Borrowers can choose a fixed-rate loan to lock in a low rate. People select fixed-rate loans when interest rates are low and they want to lock in at this low rate. For homeowners who have an ARM now, refinancing into a fixed-rate loan can offer more monthly payment stability. If you currently have an Adjustable Rate Mortgage (ARM), we can assist you in locking a fixed-rate at a favorable rate. Call Yamini Patel at (832) 730-2000 to discuss your situation with one of our professionals.
There are many different types of Adjustable Rate Mortgages. ARMs are normally adjusted twice a year, based on various indexes.
Most Adjustable Rate Mortgages feature this cap, which means they can't go up over a specified amount in a given period. Some ARMs can't increase more than 2% per year, regardless of the underlying interest rate. Sometimes an ARM features a "payment cap" which guarantees your payment won't go above a certain amount in a given year. The majority of ARMs also cap your rate over the life of the loan.
ARMs most often have their lowest, most attractive rates toward the beginning of the loan. They usually provide that rate from a month to ten years. You may hear people talking about "3/1 ARMs" or "5/1 ARMs". In these loans, the introductory rate is set for three or five years.
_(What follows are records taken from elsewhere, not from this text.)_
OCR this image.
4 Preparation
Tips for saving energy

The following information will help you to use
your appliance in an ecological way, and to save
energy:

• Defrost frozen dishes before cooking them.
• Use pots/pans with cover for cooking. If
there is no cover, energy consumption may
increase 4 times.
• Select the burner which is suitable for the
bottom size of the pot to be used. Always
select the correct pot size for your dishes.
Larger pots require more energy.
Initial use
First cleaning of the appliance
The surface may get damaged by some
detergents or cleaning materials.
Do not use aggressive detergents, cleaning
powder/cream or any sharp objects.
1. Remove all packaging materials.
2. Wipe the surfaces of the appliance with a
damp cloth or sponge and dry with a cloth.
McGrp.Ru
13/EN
It then adjusts every year. These loans are fixed for a number of years (3 or 5), then they adjust after the initial period. These loans are often best for people who anticipate moving in three or five years. These types of adjustable rate loans are best for people who plan to sell their house or refinance before the initial lock expires.
Most people who choose ARMs do so because they want to get lower introductory rates and don't plan to stay in the house longer than this initial low-rate period. ARMs are risky if property values go down and borrowers can't sell or refinance their loan.